Senate Republicans have expressed support for new legislation to prevent companies deducting settlements imposed in civil law suits against their taxable income.
Senators John McCain (R - Ariz) and John Warner (R - Va), who serve on the Armed Services Committee, were highly critical of the fact that Boeing could have deducted $565 million of a $615 million civil and criminal settlement with the Justice Department from its taxes during a committee hearing on Tuesday.
However, it was the Justice Department, rather than Boeing, that was singled out for the harshest grilling by the Senators for its ducking of the tax deductibility issue.

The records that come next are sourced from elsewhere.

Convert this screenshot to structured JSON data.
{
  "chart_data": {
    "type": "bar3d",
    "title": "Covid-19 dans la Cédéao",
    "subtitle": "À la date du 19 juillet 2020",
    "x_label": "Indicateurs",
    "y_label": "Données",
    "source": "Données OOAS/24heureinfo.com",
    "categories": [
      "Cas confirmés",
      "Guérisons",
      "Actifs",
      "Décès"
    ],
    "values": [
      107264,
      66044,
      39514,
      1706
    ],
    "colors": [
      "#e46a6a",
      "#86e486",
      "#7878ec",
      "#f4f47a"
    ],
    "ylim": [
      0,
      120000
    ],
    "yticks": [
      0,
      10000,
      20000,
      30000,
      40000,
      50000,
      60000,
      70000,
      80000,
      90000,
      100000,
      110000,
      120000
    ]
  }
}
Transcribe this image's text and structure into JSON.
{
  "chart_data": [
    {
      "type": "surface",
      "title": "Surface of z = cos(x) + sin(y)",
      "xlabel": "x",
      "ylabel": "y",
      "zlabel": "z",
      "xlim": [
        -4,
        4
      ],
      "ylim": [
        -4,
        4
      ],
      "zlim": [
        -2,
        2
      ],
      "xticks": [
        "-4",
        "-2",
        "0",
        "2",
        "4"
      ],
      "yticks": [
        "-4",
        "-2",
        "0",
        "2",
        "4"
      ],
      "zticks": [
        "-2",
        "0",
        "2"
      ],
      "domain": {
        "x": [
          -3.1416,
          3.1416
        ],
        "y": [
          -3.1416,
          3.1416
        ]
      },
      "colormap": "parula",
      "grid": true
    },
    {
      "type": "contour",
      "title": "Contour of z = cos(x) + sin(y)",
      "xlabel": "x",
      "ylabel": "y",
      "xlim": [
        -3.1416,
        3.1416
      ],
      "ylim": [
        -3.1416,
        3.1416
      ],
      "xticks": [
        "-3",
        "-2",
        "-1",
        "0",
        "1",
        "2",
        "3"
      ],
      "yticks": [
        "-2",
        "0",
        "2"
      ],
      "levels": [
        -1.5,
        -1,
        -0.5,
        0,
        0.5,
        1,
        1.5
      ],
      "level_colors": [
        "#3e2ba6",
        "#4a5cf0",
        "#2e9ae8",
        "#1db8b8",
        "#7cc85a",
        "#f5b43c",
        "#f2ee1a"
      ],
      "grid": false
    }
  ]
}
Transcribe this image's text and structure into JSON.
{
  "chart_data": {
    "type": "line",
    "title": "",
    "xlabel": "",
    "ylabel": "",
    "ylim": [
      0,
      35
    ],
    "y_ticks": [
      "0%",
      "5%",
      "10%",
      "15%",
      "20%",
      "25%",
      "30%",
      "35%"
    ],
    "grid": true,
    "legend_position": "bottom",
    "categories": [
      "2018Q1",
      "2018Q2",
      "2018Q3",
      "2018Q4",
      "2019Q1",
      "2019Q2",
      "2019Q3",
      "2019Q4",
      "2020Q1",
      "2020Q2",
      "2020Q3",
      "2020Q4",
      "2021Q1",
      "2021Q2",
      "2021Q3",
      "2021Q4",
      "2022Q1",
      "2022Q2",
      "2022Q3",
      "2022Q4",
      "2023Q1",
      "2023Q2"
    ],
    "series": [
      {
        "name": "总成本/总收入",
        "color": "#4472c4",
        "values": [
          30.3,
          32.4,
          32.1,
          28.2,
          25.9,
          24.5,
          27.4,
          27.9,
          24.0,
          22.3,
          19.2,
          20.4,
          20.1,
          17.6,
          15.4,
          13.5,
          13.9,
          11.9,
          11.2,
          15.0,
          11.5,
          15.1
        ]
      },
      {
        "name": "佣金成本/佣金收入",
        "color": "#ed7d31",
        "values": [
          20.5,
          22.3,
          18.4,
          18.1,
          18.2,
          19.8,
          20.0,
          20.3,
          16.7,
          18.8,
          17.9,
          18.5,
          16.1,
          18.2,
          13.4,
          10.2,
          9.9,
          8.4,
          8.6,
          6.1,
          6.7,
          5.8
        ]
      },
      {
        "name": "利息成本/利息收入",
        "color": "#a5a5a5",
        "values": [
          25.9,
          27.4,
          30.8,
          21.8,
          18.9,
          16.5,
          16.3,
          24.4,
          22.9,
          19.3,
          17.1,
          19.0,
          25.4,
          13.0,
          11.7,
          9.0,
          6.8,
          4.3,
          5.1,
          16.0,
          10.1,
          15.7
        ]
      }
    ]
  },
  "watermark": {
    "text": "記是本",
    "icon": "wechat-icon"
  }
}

"How in the world do you duck the obligation to determine" if the settlement payments "can be laid off to the taxpayer?" McCain asked Deputy Attorney General Paul McNulty.
"The taxpayers shouldn't be picking up the bill," he argued.
A number of Senators, including Sen. Jeff Sessions (R - Ala) have expressed support for a change in the law with regards the deductibility of civil settlements.
"Maybe it's time for us to confront that," Sessions stated.
Sen. Chuck Grassley, chairman of the Senate Finance Committee, which has jurisdiction over taxation, has pledged legislation clarifying what is and isn’t deductible in settlements. He also wants OMB Director Portman to help "end this problem and protect the taxpayers".
Meanwhile, Boeing, which was found to have improperly procured contracts for launch services worth billions of dollars from the US Air Force and NASA, seems to have come out of the debacle with the most credit. After deciding to ignore the advice of its lawyers and not deduct the civil penalty, Boeing chief executive, Jim McNerney, told the committee that the company was keen to be seen "doing the right thing."
"We didn't think the taxpayers should bear the brunt of our wrongdoing," he stated.
This earned the company praise from McCain, who has been one of Boeing's fiercest critics in the procurement affair.
"I would like to say how encouraged I am by Boeing’s decision not to write-off any part of the payments it was required to make under the Settlement Agreement," he stated.
"The fact of the matter is that Boeing did not have to make the decision it made on deductibility. But, it did. And, when coupled with the internal changes the Company has made, what Boeing did here conveys to me how serious the Company is to truly reforming and starting fresh," he added.